The aunt got up, scraping her chair, went to the door to get a breath free from the moral stench of wax.

“Turned out, it was over in three months. First thing I did
when I pulled myself together was get that puppy and name her.” Didn't explain the need to say part of Irene Warren's name fifty times a day, to invoke the happiness that had been. “She didn't get bad tempered until after she was grown. And then it was only strangers. And after a while I rented the storefront space and started in on yacht upholstery. Warren—my Warren—never saw the shop.”

Quoyle lay on his back on the floor, blocks piled on his chest, rising and falling as he breathed.

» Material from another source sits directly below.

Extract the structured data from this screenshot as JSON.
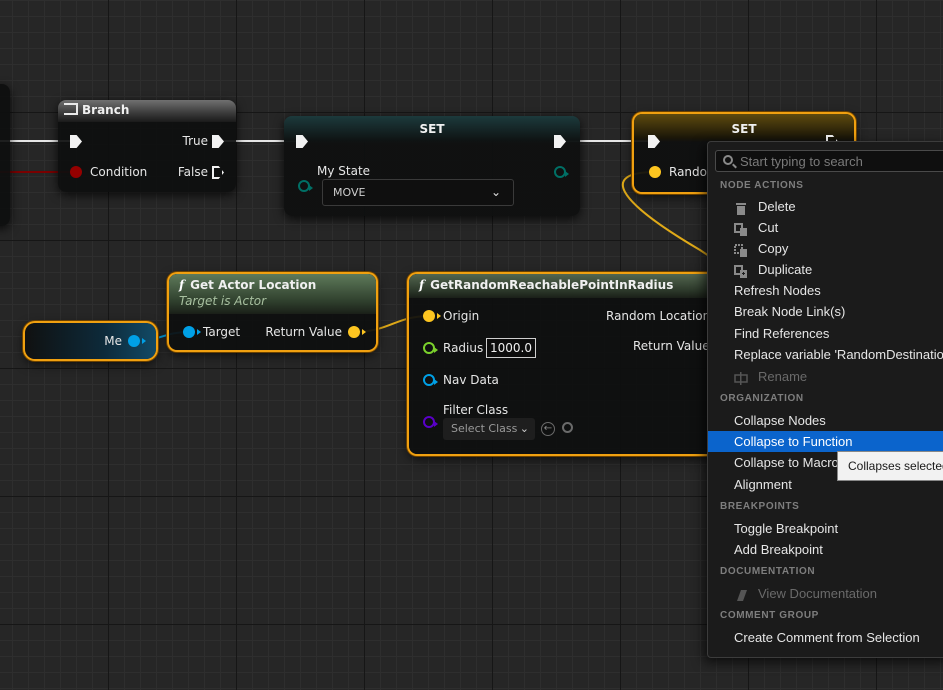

“That's boats,” said Sunshine. “Dad is the water and these are my ferryboats. Dad, you are the water.”

“I feel like it,” said Quoyle. Bunny back to the window, put two blocks on the sill. Looked into tuckamore.

“Anyway, I've been working at it for the past thirteen years. And when your father and mother went, though I never knew your mother, I thought it was a good time to come back to the old place. Or risk never seeing it again. I suppose I'm getting old now, though I don't feel it. You shouldn't get down on their level, you know.” Meaning Quoyle on the floor, covered with blocks. “They'll never respect you.”

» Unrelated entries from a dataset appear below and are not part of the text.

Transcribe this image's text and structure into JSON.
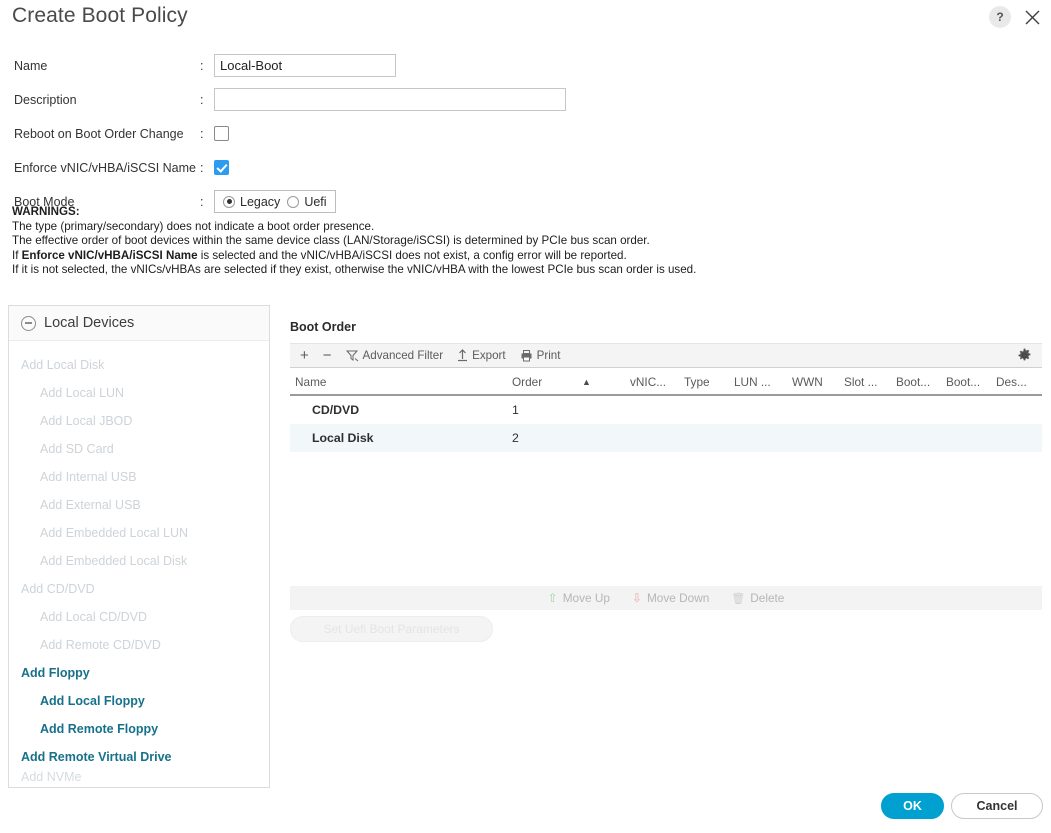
{
  "dialog": {
    "title": "Create Boot Policy",
    "help_icon": "?",
    "close_icon": "close-icon"
  },
  "form": {
    "colon": ":",
    "name": {
      "label": "Name",
      "value": "Local-Boot",
      "placeholder": ""
    },
    "description": {
      "label": "Description",
      "value": "",
      "placeholder": ""
    },
    "reboot_on_change": {
      "label": "Reboot on Boot Order Change",
      "checked": false
    },
    "enforce_name": {
      "label": "Enforce vNIC/vHBA/iSCSI Name",
      "checked": true
    },
    "boot_mode": {
      "label": "Boot Mode",
      "options": [
        "Legacy",
        "Uefi"
      ],
      "selected": "Legacy"
    }
  },
  "warnings": {
    "heading": "WARNINGS:",
    "line1": "The type (primary/secondary) does not indicate a boot order presence.",
    "line2": "The effective order of boot devices within the same device class (LAN/Storage/iSCSI) is determined by PCIe bus scan order.",
    "line3_pre": "If ",
    "line3_bold": "Enforce vNIC/vHBA/iSCSI Name",
    "line3_post": " is selected and the vNIC/vHBA/iSCSI does not exist, a config error will be reported.",
    "line4": "If it is not selected, the vNICs/vHBAs are selected if they exist, otherwise the vNIC/vHBA with the lowest PCIe bus scan order is used."
  },
  "local_devices": {
    "title": "Local Devices",
    "collapse_icon": "circle-minus-icon",
    "items": [
      {
        "label": "Add Local Disk",
        "level": 1,
        "enabled": false
      },
      {
        "label": "Add Local LUN",
        "level": 2,
        "enabled": false
      },
      {
        "label": "Add Local JBOD",
        "level": 2,
        "enabled": false
      },
      {
        "label": "Add SD Card",
        "level": 2,
        "enabled": false
      },
      {
        "label": "Add Internal USB",
        "level": 2,
        "enabled": false
      },
      {
        "label": "Add External USB",
        "level": 2,
        "enabled": false
      },
      {
        "label": "Add Embedded Local LUN",
        "level": 2,
        "enabled": false
      },
      {
        "label": "Add Embedded Local Disk",
        "level": 2,
        "enabled": false
      },
      {
        "label": "Add CD/DVD",
        "level": 1,
        "enabled": false
      },
      {
        "label": "Add Local CD/DVD",
        "level": 2,
        "enabled": false
      },
      {
        "label": "Add Remote CD/DVD",
        "level": 2,
        "enabled": false
      },
      {
        "label": "Add Floppy",
        "level": 1,
        "enabled": true
      },
      {
        "label": "Add Local Floppy",
        "level": 2,
        "enabled": true
      },
      {
        "label": "Add Remote Floppy",
        "level": 2,
        "enabled": true
      },
      {
        "label": "Add Remote Virtual Drive",
        "level": 1,
        "enabled": true
      },
      {
        "label": "Add NVMe",
        "level": 1,
        "enabled": false
      }
    ]
  },
  "boot_order": {
    "title": "Boot Order",
    "toolbar": {
      "add_icon": "+",
      "remove_icon": "−",
      "advanced_filter": "Advanced Filter",
      "export": "Export",
      "print": "Print",
      "settings_icon": "gear-icon"
    },
    "columns": [
      "Name",
      "Order",
      "",
      "vNIC...",
      "Type",
      "LUN ...",
      "WWN",
      "Slot ...",
      "Boot...",
      "Boot...",
      "Des..."
    ],
    "sort_indicator": "▲",
    "sorted_by": "Order",
    "rows": [
      {
        "name": "CD/DVD",
        "order": "1"
      },
      {
        "name": "Local Disk",
        "order": "2"
      }
    ],
    "actions": {
      "move_up": "Move Up",
      "move_down": "Move Down",
      "delete": "Delete",
      "enabled": false
    },
    "uefi_button": {
      "label": "Set Uefi Boot Parameters",
      "enabled": false
    }
  },
  "footer": {
    "ok": "OK",
    "cancel": "Cancel"
  },
  "colors": {
    "accent": "#00a0d1",
    "link": "#17718a",
    "checkbox_checked": "#2d9cf0",
    "row_alt": "#f2f7fa"
  }
}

“Aunt,” said Quoyle, his mind floating somewhere between the boats under his chin and the yacht upholstery business. “The woman in your shop. What did you say she studied at university?” He had always played with his children. The first embarrassed pleasure of stacking blocks with Bunny. He took an interest in sand pies.

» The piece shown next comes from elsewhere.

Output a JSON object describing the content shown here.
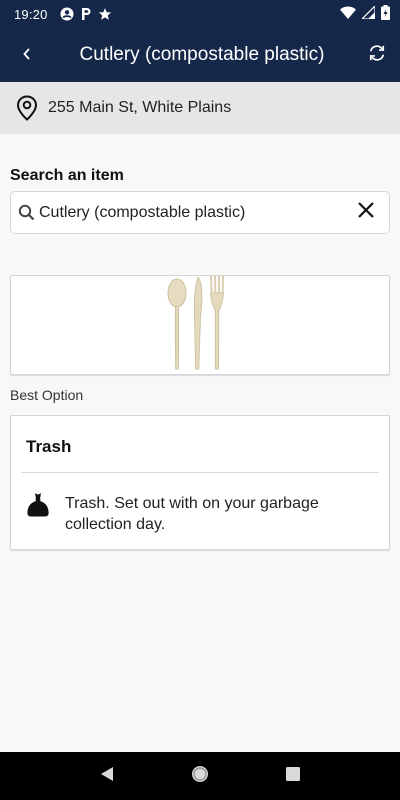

“Dawn, you mean? Mrs. Bangs never set foot in a grade school, much less university. Pharology. Science of lighthouses and signal lights. Dawn knows elevations and candlepower, stuff about flashes and blinks and buoys. Bore you silly with it. And you know, she talks about it all day long because it's slipping out of her head. Use it or lose it. And she's losing it. Says so herself. But there's no jobs for her, although the shipping traffic is so heavy you can almost lie awake at night and hear it tearing over the ocean. Why, are you interested in Dawn?” The aunt slid her fingers, feeling the waxy surface.

“No,” said Quoyle. “I don't even know her. Wondered, that's all.”

A fly crawled on the table, stopped to wipe its mouth with its front legs, then limped on, the hind legs more like skids than moving limbs. The aunt snapped her rag.

“Why don't you come by the shop some day next week? Meet Dawn and Mavis. We can have a bite at Skipper Willie's.”

“That's a good idea,” said Quoyle. Glanced at Bunny staring out into tuckamore.

“What are you looking at, Bunny?” Her scowling gaze.

“When I grow up,” said Bunny, “I am going to live in a red log cabin and have some pigs. And I will never kill them for their bacon. Because bacon comes from pigs, Dad. Beety told us. And Dennis killed a pig to get its bacon.”

“Is that right?” said Quoyle, feigning amazement.

Tuesday, and Quoyle couldn't get started on the piece. He shoved the page of rain-smeared notes on the Botterjacht under his pile of papers. He was used to reporting resolutions, votes, minutes, bylaws, agendas, statements embroidered with political ornament. Couldn't describe the varnished wood of
Tough Baby.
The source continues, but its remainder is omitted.